The question we’re left with is how the art world should engage with the UAE. Would an academic and cultural boycott—like the one many artists have pledged in protest of Israel’s human rights atrocities—be any more effective here? What would authentic cultural exchange look like? Is there an alternative to wealthy, powerful patrons luring wealthy, powerful institutions? When I think of an image of an honest moment of global culture engaging the UAE, it isn’t a gated compound for an Oxford college on the fringe of an office park or even the Sharjah Biennial: it’s drag queens performing in only t-shirts, baseball caps, and sunglasses.
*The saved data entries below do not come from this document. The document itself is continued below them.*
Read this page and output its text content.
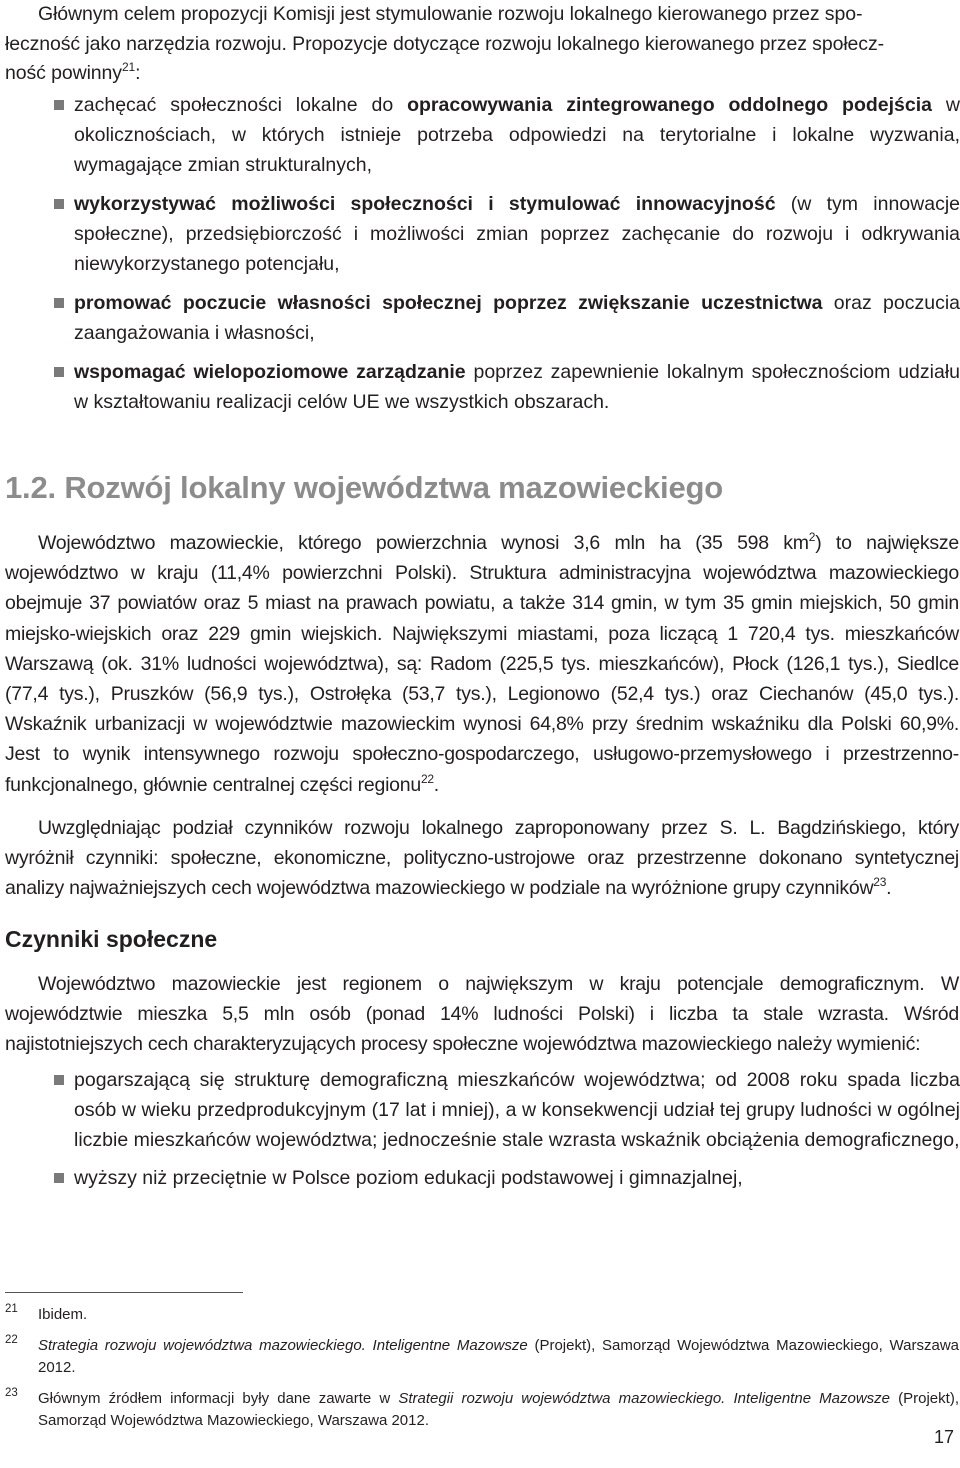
Głównym celem propozycji Komisji jest stymulowanie rozwoju lokalnego kierowanego przez spo-
łeczność jako narzędzia rozwoju. Propozycje dotyczące rozwoju lokalnego kierowanego przez społecz-
ność powinny$^{21}$:
zachęcać społeczności lokalne do opracowywania zintegrowanego oddolnego podejścia w okolicznościach, w których istnieje potrzeba odpowiedzi na terytorialne i lokalne wyzwania, wymagające zmian strukturalnych,
wykorzystywać możliwości społeczności i stymulować innowacyjność (w tym innowacje społeczne), przedsiębiorczość i możliwości zmian poprzez zachęcanie do rozwoju i odkrywania niewykorzystanego potencjału,
promować poczucie własności społecznej poprzez zwiększanie uczestnictwa oraz poczucia zaangażowania i własności,
wspomagać wielopoziomowe zarządzanie poprzez zapewnienie lokalnym społecznościom udziału w kształtowaniu realizacji celów UE we wszystkich obszarach.
1.2. Rozwój lokalny województwa mazowieckiego
Województwo mazowieckie, którego powierzchnia wynosi 3,6 mln ha (35 598 $km^2$) to największe województwo w kraju (11,4% powierzchni Polski). Struktura administracyjna województwa mazowieckiego obejmuje 37 powiatów oraz 5 miast na prawach powiatu, a także 314 gmin, w tym 35 gmin miejskich, 50 gmin miejsko-wiejskich oraz 229 gmin wiejskich. Największymi miastami, poza liczącą 1 720,4 tys. mieszkańców Warszawą (ok. 31% ludności województwa), są: Radom (225,5 tys. mieszkańców), Płock (126,1 tys.), Siedlce (77,4 tys.), Pruszków (56,9 tys.), Ostrołęka (53,7 tys.), Legionowo (52,4 tys.) oraz Ciechanów (45,0 tys.). Wskaźnik urbanizacji w województwie mazowieckim wynosi 64,8% przy średnim wskaźniku dla Polski 60,9%. Jest to wynik intensywnego rozwoju społeczno-gospodarczego, usługowo-przemysłowego i przestrzenno-funkcjonalnego, głównie centralnej części regionu$^{22}$.
Uwzględniając podział czynników rozwoju lokalnego zaproponowany przez S. L. Bagdzińskiego, który wyróżnił czynniki: społeczne, ekonomiczne, polityczno-ustrojowe oraz przestrzenne dokonano syntetycznej analizy najważniejszych cech województwa mazowieckiego w podziale na wyróżnione grupy czynników$^{23}$.
Czynniki społeczne
Województwo mazowieckie jest regionem o największym w kraju potencjale demograficznym. W województwie mieszka 5,5 mln osób (ponad 14% ludności Polski) i liczba ta stale wzrasta. Wśród najistotniejszych cech charakteryzujących procesy społeczne województwa mazowieckiego należy wymienić:
pogarszającą się strukturę demograficzną mieszkańców województwa; od 2008 roku spada liczba osób w wieku przedprodukcyjnym (17 lat i mniej), a w konsekwencji udział tej grupy ludności w ogólnej liczbie mieszkańców województwa; jednocześnie stale wzrasta wskaźnik obciążenia demograficznego,
wyższy niż przeciętnie w Polsce poziom edukacji podstawowej i gimnazjalnej,
21 Ibidem.
22 Strategia rozwoju województwa mazowieckiego. Inteligentne Mazowsze (Projekt), Samorząd Województwa Mazowieckiego, Warszawa 2012.
23 Głównym źródłem informacji były dane zawarte w Strategii rozwoju województwa mazowieckiego. Inteligentne Mazowsze (Projekt), Samorząd Województwa Mazowieckiego, Warszawa 2012.
17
In recent years, there have been several instances of event organizers booking famous drag performers from the U.S. or Europe for parties—perhaps based on the false assumption that Dubai’s love of chintz and things that look like other things extends to gender deviance. When performers arrive, authorities typically tell them they cannot perform in drag. And so men famous for performing as women simply don an oversized T-shirt and sunglasses and perform their routine in everyday clothes. It’s an oddly subversive act. Maybe this is what the ideal model for cultural producers working in the UAE should be. It’s a subtle backhand to the authorities and a rare display of defiance exclusively for the enjoyment of one of the tiny nation’s many marginalized groups. The drag queen is a symbol of urbane glamour; here, stripped of her glitz and reduced to mere humanity and will, we see an absurd gesture authored equally by the artist and the sociopolitical context of her site. If wigs and high heels are haram in Dubai, maybe it’s time for the art world to stop putting lipstick on the pig in Abu Dhabi.